The forward-looking statements contained in this document speak only as of the date of this document. Pembina does not
undertake any obligation to publicly update or revise any forward-looking statements or information contained herein, except as
required by applicable laws. The forward-looking statements contained in this document are expressly qualified by this cautionary
statement. Readers are cautioned that management of Pembina approved the financial outlook contained herein as of the date of
this press release. The purpose of the financial outlook contained herein is to give the reader an indication of the value to
Pembina of the planned capital projects. Readers should be aware that the information contained in the financial outlook
contained herein may not be appropriate for other purposes.
Non-GAAP Measures
In this news release, Pembina has used the term adjusted earnings before interest, taxes, depreciation and amortization
("adjusted EBITDA"), which is a non-GAAP measure. Management believes that adjusted EBITDA provides useful information to
investors as it is an important indicator of the issuer's ability to generate liquidity through cash flow from operating
activities, and is also used by investor and analysts for assessing financial performance and for the purpose of valuing an
issuer, including calculating financial and leverage ratios.
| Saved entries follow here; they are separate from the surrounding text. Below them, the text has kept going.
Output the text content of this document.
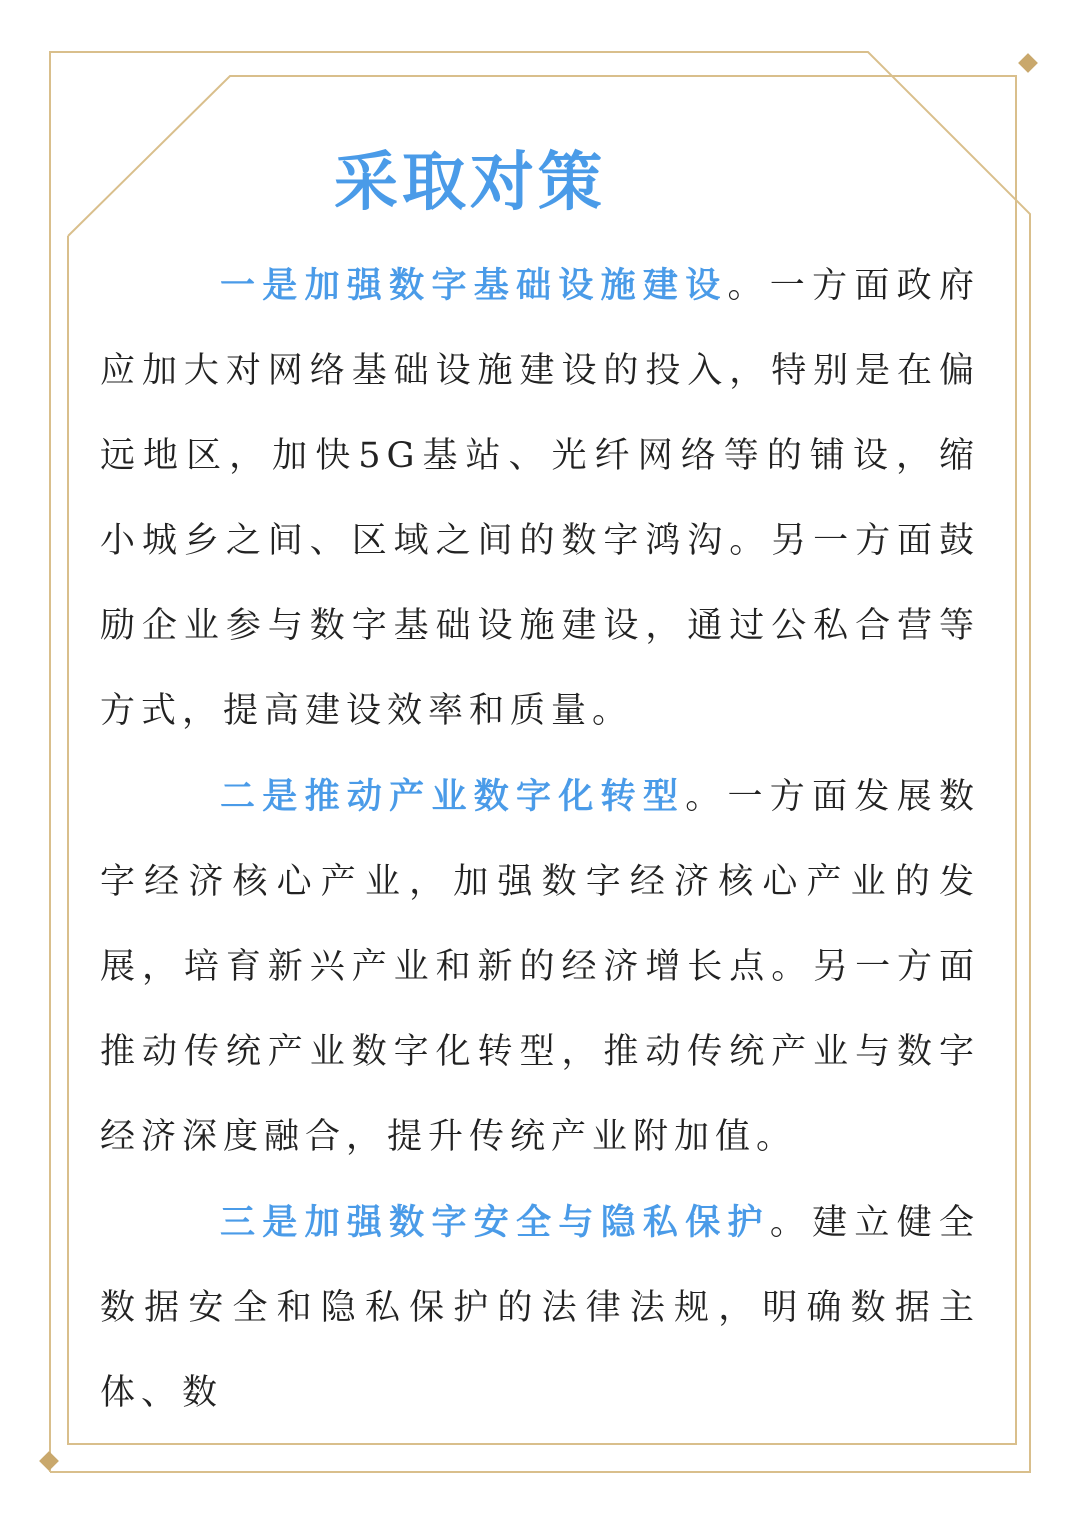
采取对策

一是加强数字基础设施建设。一方面政府应加大对网络基础设施建设的投入，特别是在偏远地区，加快5G基站、光纤网络等的铺设，缩小城乡之间、区域之间的数字鸿沟。另一方面鼓励企业参与数字基础设施建设，通过公私合营等方式，提高建设效率和质量。

二是推动产业数字化转型。一方面发展数字经济核心产业，加强数字经济核心产业的发展，培育新兴产业和新的经济增长点。另一方面推动传统产业数字化转型，推动传统产业与数字经济深度融合，提升传统产业附加值。

三是加强数字安全与隐私保护。建立健全数据安全和隐私保护的法律法规，明确数据主体、数
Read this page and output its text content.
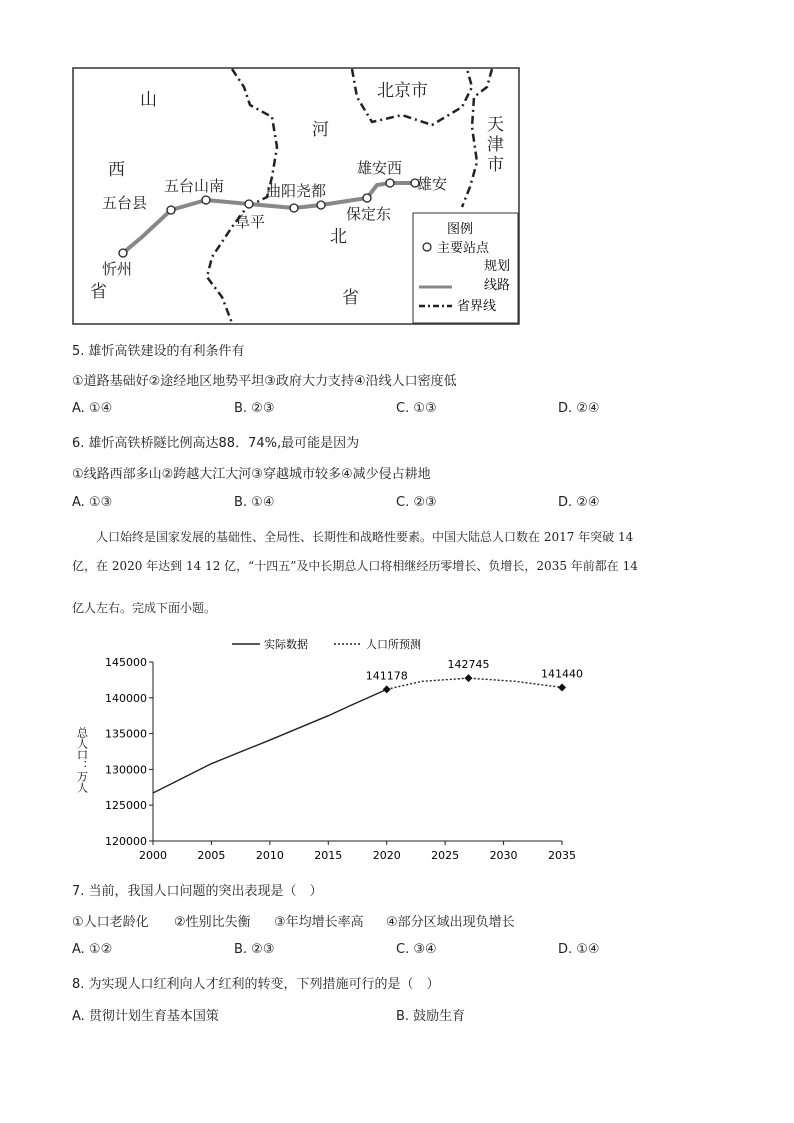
山
西
河
北
省	省
北京市
天
津
市
五台县
五台山南	曲阳尧都
阜平	保定东
雄安西
雄安
忻州
图例
主要站点
规划
线路
省界线
5. 雄忻高铁建设的有利条件有
①道路基础好②途经地区地势平坦③政府大力支持④沿线人口密度低
A. ①④	B. ②③	C. ①③	D. ②④
6. 雄忻高铁桥隧比例高达88．74%,最可能是因为
①线路西部多山②跨越大江大河③穿越城市较多④减少侵占耕地
A. ①③	B. ①④	C. ②③	D. ②④
人口始终是国家发展的基础性、全局性、长期性和战略性要素。中国大陆总人口数在 2017 年突破 14
亿，在 2020 年达到 14 12 亿，“十四五”及中长期总人口将相继经历零增长、负增长，2035 年前都在 14
亿人左右。完成下面小题。
实际数据	人口所预测
总人口：万人
120000
125000
130000
135000
140000
145000
2000	2005	2010	2015	2020	2025	2030	2035
141178
142745
141440
7. 当前，我国人口问题的突出表现是（　）
①人口老龄化 ②性别比失衡 ③年均增长率高 ④部分区域出现负增长
A. ①②	B. ②③	C. ③④	D. ①④
8. 为实现人口红利向人才红利的转变，下列措施可行的是（　）
A. 贯彻计划生育基本国策	B. 鼓励生育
Adjusted EBITDA does not have any standardized meaning under
International Financial Reporting Standards ("IFRS") and should not, therefore, be considered in isolation or used in substitute
for measures of performance prepared in accordance with IFRS. Other issuers may calculate this non-GAAP measure differently.
Investors should be cautioned that this measure should not be construed as alternatives to net earnings, cash flow from operating
activities or other measures of financial results determined in accordance with GAAP as an indicator of Pembina's performance.
For additional information regarding non-GAAP measures, including reconciliations to measures recognized by GAAP, please refer to
Pembina's financial reports, which are available on SEDAR at www.sedar.com and at www.pembina.com.